Following the petition, the EFCC investigated the allegation by interrogating the CBN through a letter dated 12th January 2005. In a letter dated 27th January 2005, The CBN responded to the query by the EFCC wherein it denied the allegations of Petro Union. The EFCC also made other efforts to investigate the allegations including corresponding with Barclays Bank in the UK. Having concluded its investigation, the EFCC issued a letter dated 10th May 2005 addressed to the Managing Director of Union Bank exonerating the Bank from any wrong doing.
However, in its desperation to use the allegedly forged cheque to perpetrate the fraud on CBN and Union Bank, Petro Union in February 2012 instituted an action at a Federal High Court, Abuja in Suit No. FHC/ABJ/M/104/2012: PETRO UNION OIL & GAS CO. LTD .V. CENTRAL BANK OF NIGERIA AND ORS., seeking sundry reliefs against (1) CBN, (2) Union Bank, (3) Hon. Minister of Finance and (4) The Attorney-General of the Federation following the allegation that Union Bank of Nigeria received the sum of £2,556,000,000.00 on behalf of Petro Union and transferred the sum of £2,159,221,318.54 to the CBN while retaining the sum of £396,778,681.46.
In support of this startling claim, Petro Union alleged that the money is kept in an account in the name of a company called Glodmatic Limited at the CBN and tendered a purported CBN Statement of Account of Goldmatic.
The Federal High Court, Abuja Judge before whom the claim was filed accepted the purported CBN Statement of Account as conclusive evidence that CBN had retained the money alleged to belong to Petro Union, ignoring the elementary fact that globally a central bank cannot open an account for a private entity.
The CBN is statutorily empowered to act as bankers to government and bankers to banks.

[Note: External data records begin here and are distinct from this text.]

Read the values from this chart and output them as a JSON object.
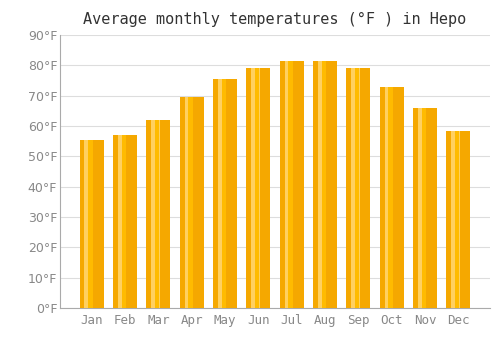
{
  "title": "Average monthly temperatures (°F ) in Hepo",
  "months": [
    "Jan",
    "Feb",
    "Mar",
    "Apr",
    "May",
    "Jun",
    "Jul",
    "Aug",
    "Sep",
    "Oct",
    "Nov",
    "Dec"
  ],
  "values": [
    55.5,
    57,
    62,
    69.5,
    75.5,
    79,
    81.5,
    81.5,
    79,
    73,
    66,
    58.5
  ],
  "bar_color_dark": "#F5A800",
  "bar_color_mid": "#FFBB00",
  "bar_color_light": "#FFD060",
  "ylim": [
    0,
    90
  ],
  "yticks": [
    0,
    10,
    20,
    30,
    40,
    50,
    60,
    70,
    80,
    90
  ],
  "background_color": "#FFFFFF",
  "plot_bg_color": "#FFFFFF",
  "grid_color": "#DDDDDD",
  "title_fontsize": 11,
  "tick_fontsize": 9,
  "tick_color": "#888888",
  "spine_color": "#AAAAAA"
}
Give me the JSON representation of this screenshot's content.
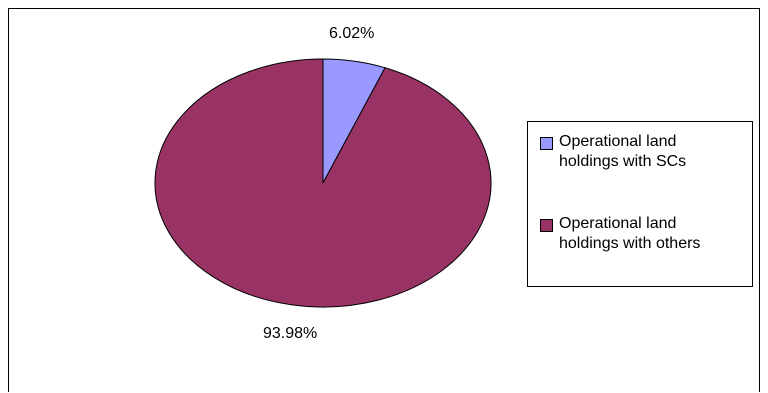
{
  "chart_data": {
    "type": "pie",
    "title": "",
    "slices": [
      {
        "label": "Operational land holdings with SCs",
        "value": 6.02,
        "value_label": "6.02%",
        "color": "#9999ff"
      },
      {
        "label": "Operational land holdings with others",
        "value": 93.98,
        "value_label": "93.98%",
        "color": "#993366"
      }
    ],
    "legend_position": "right",
    "start_angle_deg": 0,
    "direction": "clockwise"
  }
}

This is perhaps the first time since the discipline of economics and finance began that a central bank was adjudged by a court as a banker to a private entity- perhaps a novel Nigerian contribution to the study of economics!
Although Petro Union and its directors allegedly knew these facts to be false from the onset, yet they pursued the so-called fraud up to the Court of Appeal where they obtained judgement to establish that the £2,159, 221, 313.54 billion was lodged in the coffers of the Central Bank of Nigeria.

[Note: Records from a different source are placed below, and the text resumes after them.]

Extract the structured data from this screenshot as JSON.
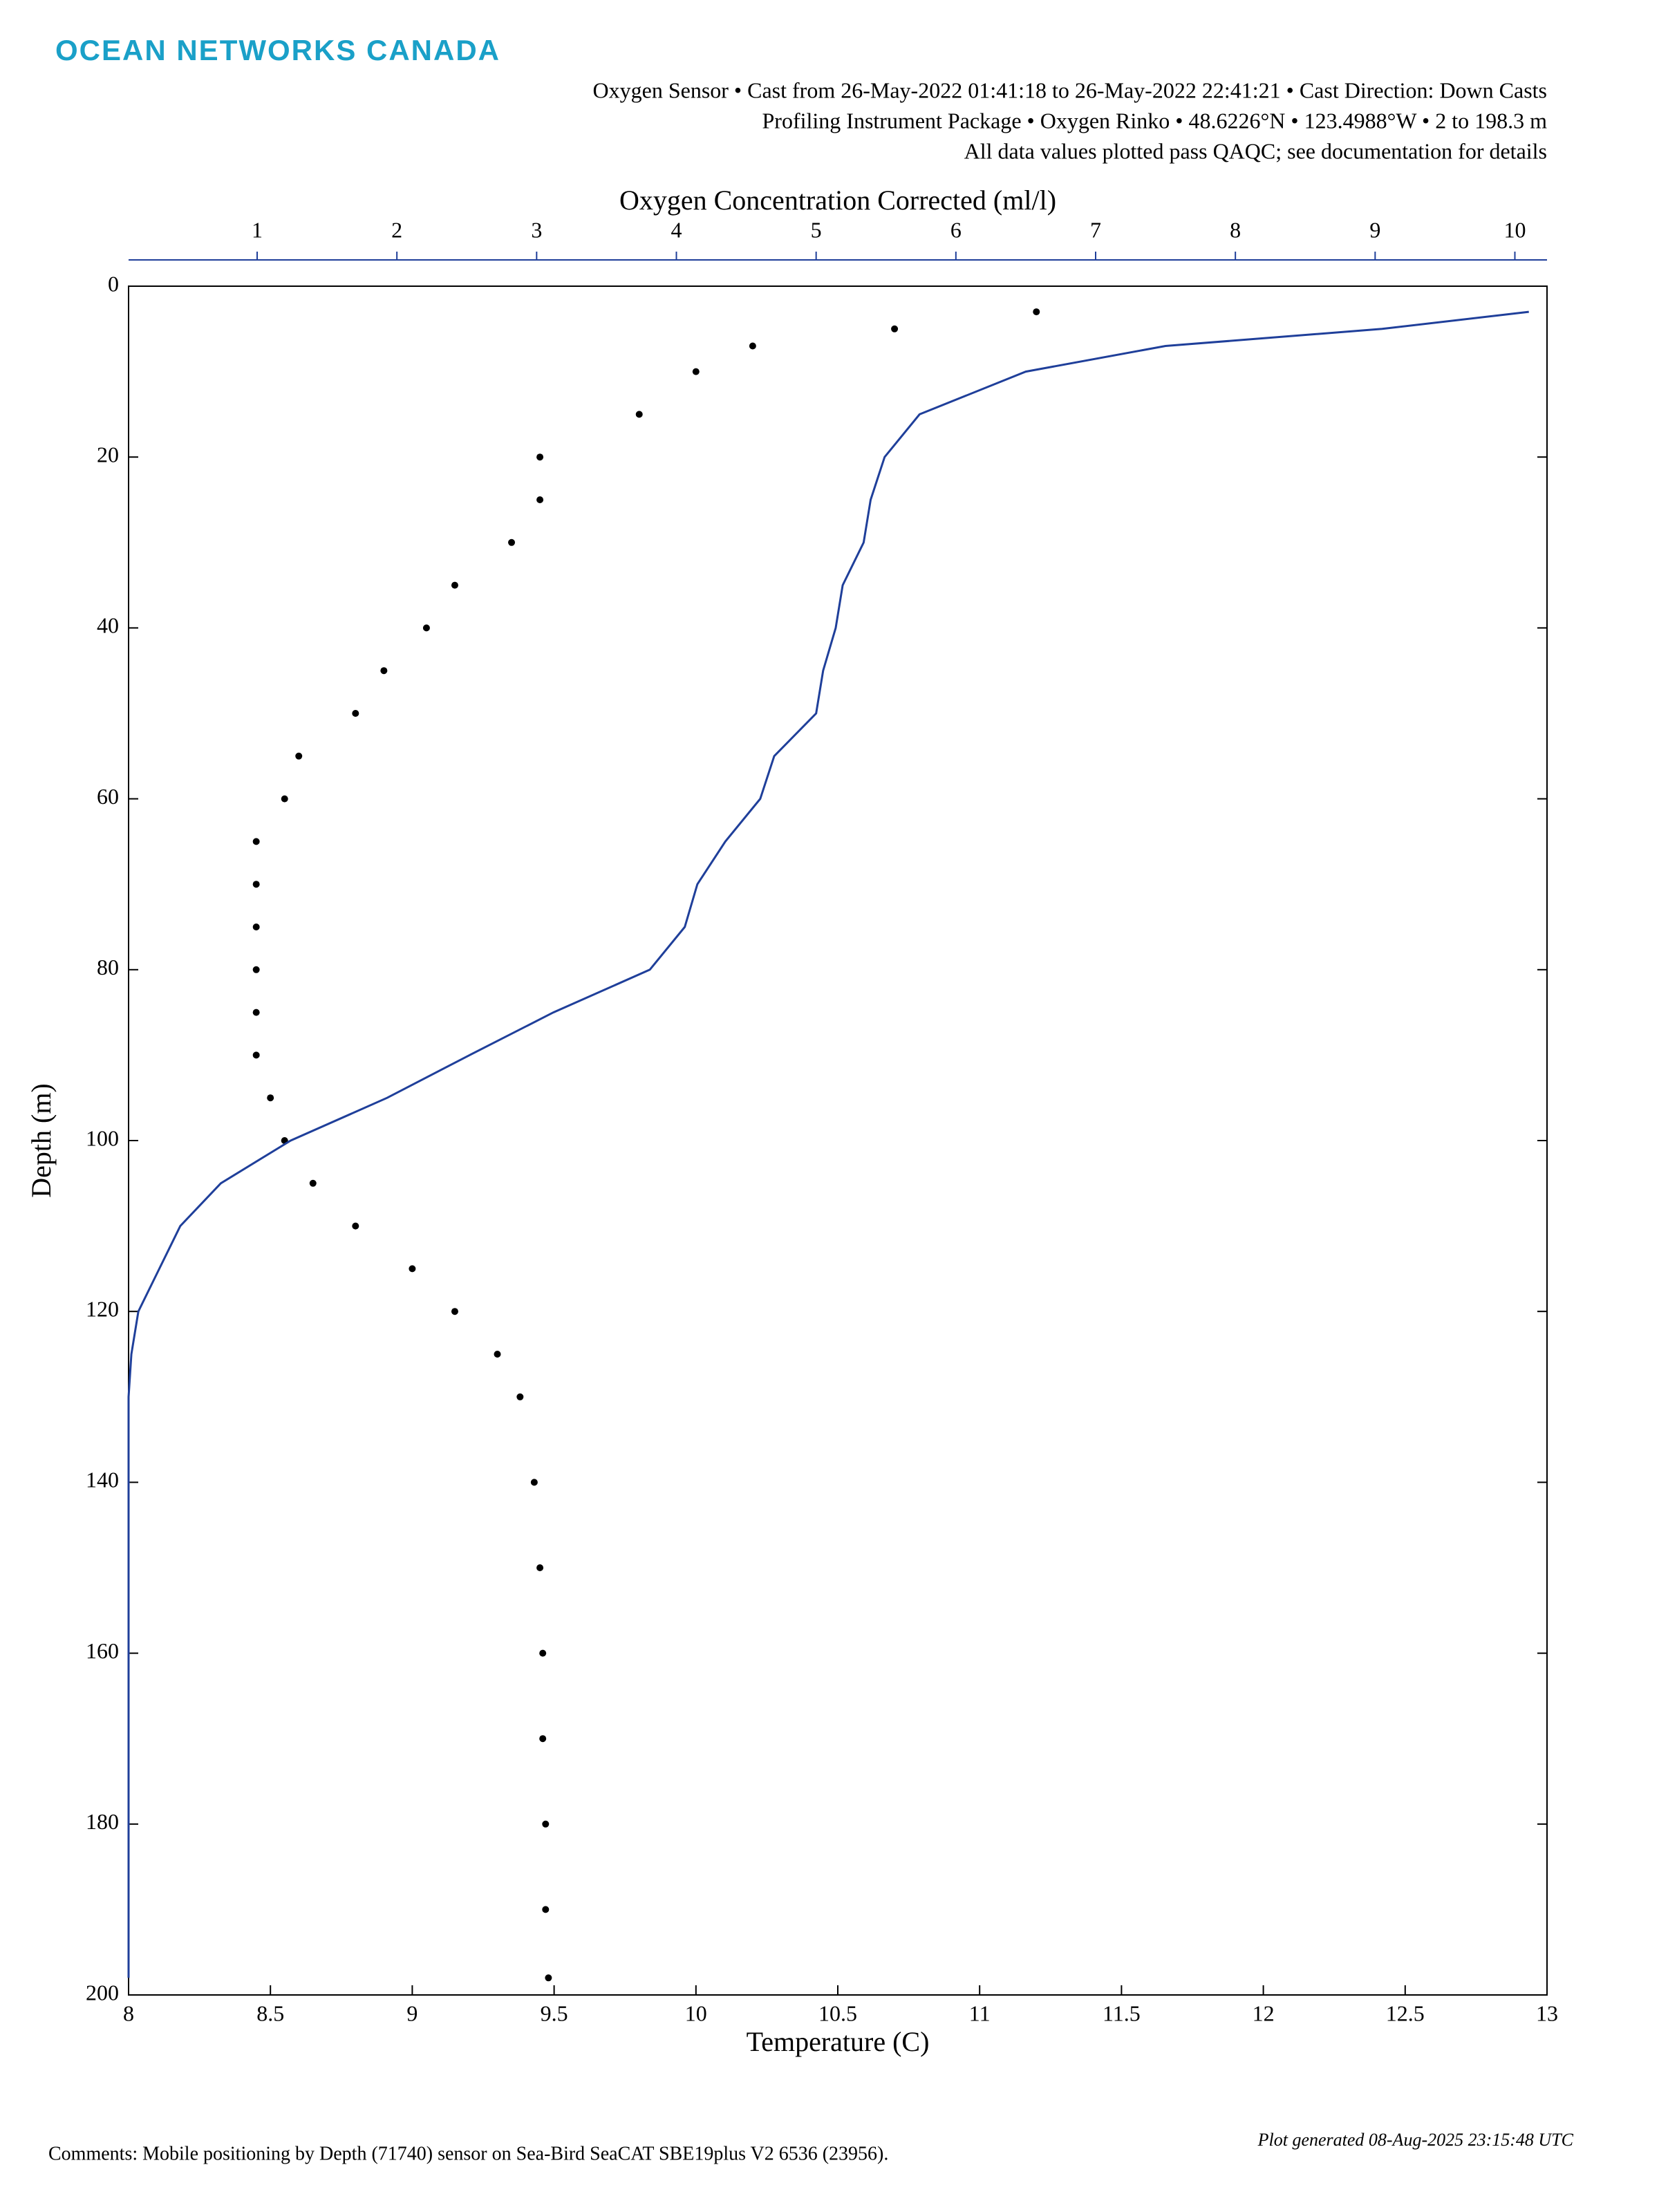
{
  "brand": "OCEAN NETWORKS CANADA",
  "comment": "Comments: Mobile positioning by Depth (71740) sensor on Sea-Bird SeaCAT SBE19plus V2 6536 (23956).",
  "generated": "Plot generated 08-Aug-2025 23:15:48 UTC",
  "chart_data": {
    "type": "profile",
    "subtitle": [
      "Oxygen Sensor • Cast from 26-May-2022 01:41:18 to 26-May-2022 22:41:21 • Cast Direction: Down Casts",
      "Profiling Instrument Package • Oxygen Rinko • 48.6226°N • 123.4988°W • 2 to 198.3 m",
      "All data values plotted pass QAQC; see documentation for details"
    ],
    "xlabel": "Temperature (C)",
    "x2label": "Oxygen Concentration Corrected (ml/l)",
    "ylabel": "Depth (m)",
    "xlim": [
      8,
      13
    ],
    "xticks": [
      8,
      8.5,
      9,
      9.5,
      10,
      10.5,
      11,
      11.5,
      12,
      12.5,
      13
    ],
    "x2lim": [
      0.08,
      10.23
    ],
    "x2ticks": [
      1,
      2,
      3,
      4,
      5,
      6,
      7,
      8,
      9,
      10
    ],
    "x2color": "#1f3f9a",
    "ylim": [
      0,
      200
    ],
    "yticks": [
      0,
      20,
      40,
      60,
      80,
      100,
      120,
      140,
      160,
      180,
      200
    ],
    "depth": [
      3,
      5,
      7,
      10,
      15,
      20,
      25,
      30,
      35,
      40,
      45,
      50,
      55,
      60,
      65,
      70,
      75,
      80,
      85,
      90,
      95,
      100,
      105,
      110,
      115,
      120,
      125,
      130,
      140,
      150,
      160,
      170,
      180,
      190,
      198
    ],
    "series": [
      {
        "color": "#000000",
        "style": "dots",
        "axis": "x",
        "values": [
          11.2,
          10.7,
          10.2,
          10.0,
          9.8,
          9.45,
          9.45,
          9.35,
          9.15,
          9.05,
          8.9,
          8.8,
          8.6,
          8.55,
          8.45,
          8.45,
          8.45,
          8.45,
          8.45,
          8.45,
          8.5,
          8.55,
          8.65,
          8.8,
          9.0,
          9.15,
          9.3,
          9.38,
          9.43,
          9.45,
          9.46,
          9.46,
          9.47,
          9.47,
          9.48
        ]
      },
      {
        "color": "#1f3f9a",
        "style": "line",
        "axis": "x2",
        "values": [
          10.1,
          9.05,
          7.5,
          6.5,
          5.74,
          5.49,
          5.39,
          5.34,
          5.19,
          5.14,
          5.05,
          5.0,
          4.7,
          4.6,
          4.35,
          4.15,
          4.06,
          3.81,
          3.12,
          2.52,
          1.93,
          1.24,
          0.74,
          0.45,
          0.3,
          0.15,
          0.1,
          0.08,
          0.08,
          0.08,
          0.08,
          0.08,
          0.08,
          0.08,
          0.08
        ]
      }
    ]
  }
}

It is said that he who must come to equity must come with clean hands. And this is apt in the case before the Supreme Court, as the company which had, through apparently dubious means, secured judgements both at the Federal High Court and the Court of Appeal, is facing prosecution for the same criminal offence it claimed it did not perpetrate.

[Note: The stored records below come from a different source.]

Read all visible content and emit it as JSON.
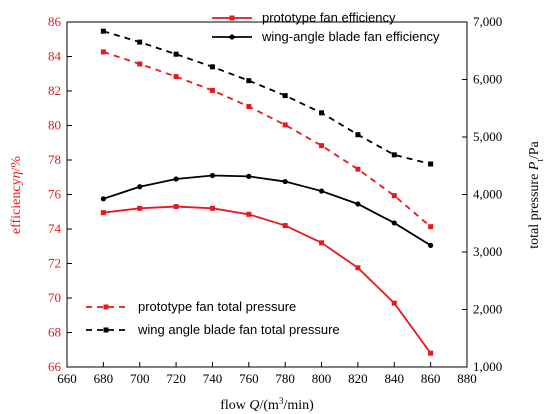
{
  "colors": {
    "red": "#e8191c",
    "black": "#000000"
  },
  "chart_data": {
    "type": "line",
    "x_axis": {
      "label_prefix": "flow ",
      "label_var": "Q",
      "label_mid": "/(m",
      "label_sup": "3",
      "label_suffix": "/min)",
      "range": [
        660,
        880
      ],
      "ticks": [
        "660",
        "680",
        "700",
        "720",
        "740",
        "760",
        "780",
        "800",
        "820",
        "840",
        "860",
        "880"
      ]
    },
    "y_left": {
      "label_prefix": "efficiency",
      "label_var": "η",
      "label_suffix": "/%",
      "range": [
        66,
        86
      ],
      "ticks": [
        "66",
        "68",
        "70",
        "72",
        "74",
        "76",
        "78",
        "80",
        "82",
        "84",
        "86"
      ]
    },
    "y_right": {
      "label_prefix": "total pressure ",
      "label_var": "P",
      "label_sub": "t",
      "label_suffix": "/Pa",
      "range": [
        1000,
        7000
      ],
      "ticks": [
        "1,000",
        "2,000",
        "3,000",
        "4,000",
        "5,000",
        "6,000",
        "7,000"
      ]
    },
    "x": [
      680,
      700,
      720,
      740,
      760,
      780,
      800,
      820,
      840,
      860
    ],
    "series": [
      {
        "name": "prototype fan efficiency",
        "axis": "left",
        "color": "#e8191c",
        "dashed": false,
        "marker": "square",
        "values": [
          74.95,
          75.2,
          75.3,
          75.2,
          74.85,
          74.2,
          73.2,
          71.75,
          69.7,
          66.8
        ]
      },
      {
        "name": "wing-angle blade fan efficiency",
        "axis": "left",
        "color": "#000000",
        "dashed": false,
        "marker": "circle",
        "values": [
          75.75,
          76.45,
          76.9,
          77.1,
          77.05,
          76.75,
          76.2,
          75.45,
          74.35,
          73.05
        ]
      },
      {
        "name": "prototype fan total pressure",
        "axis": "right",
        "color": "#e8191c",
        "dashed": true,
        "marker": "square",
        "values": [
          6480,
          6270,
          6050,
          5810,
          5530,
          5210,
          4850,
          4440,
          3980,
          3440
        ]
      },
      {
        "name": "wing angle blade fan total pressure",
        "axis": "right",
        "color": "#000000",
        "dashed": true,
        "marker": "square",
        "values": [
          6840,
          6650,
          6440,
          6220,
          5980,
          5720,
          5420,
          5040,
          4690,
          4530
        ]
      }
    ],
    "legend_top": [
      0,
      1
    ],
    "legend_bottom": [
      2,
      3
    ]
  }
}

Petro Union Oil and Gas Limited and its directors are to defend charges of fraudulently procuring a Barclays Bank cheque dated 29th December, 1994 in the sum of £2, 556,000,000.00 allegedly made payable to Gladstone Kukoyi and Associates with full knowledge that the cheque was false. The offence is punishable under Section 1 (2)(a) of the Miscellaneous Offences Act, Laws of the Federation of Nigeria.
A careful perusal of the facts of this case clearly shows that Petro Union obtained the two judgments at the Federal High Court and the Court of Appeal based on facts which are not only false but have criminal implications.
Both the CBN and Union Bank have therefore appealed to higher courts to set the case aside, urging the courts to execute justice especially when the truth of the alleged fraud has been uncovered following the arrest, detention and ongoing criminal prosecution of Petro Union and its officers at the Federal High Court, Lagos.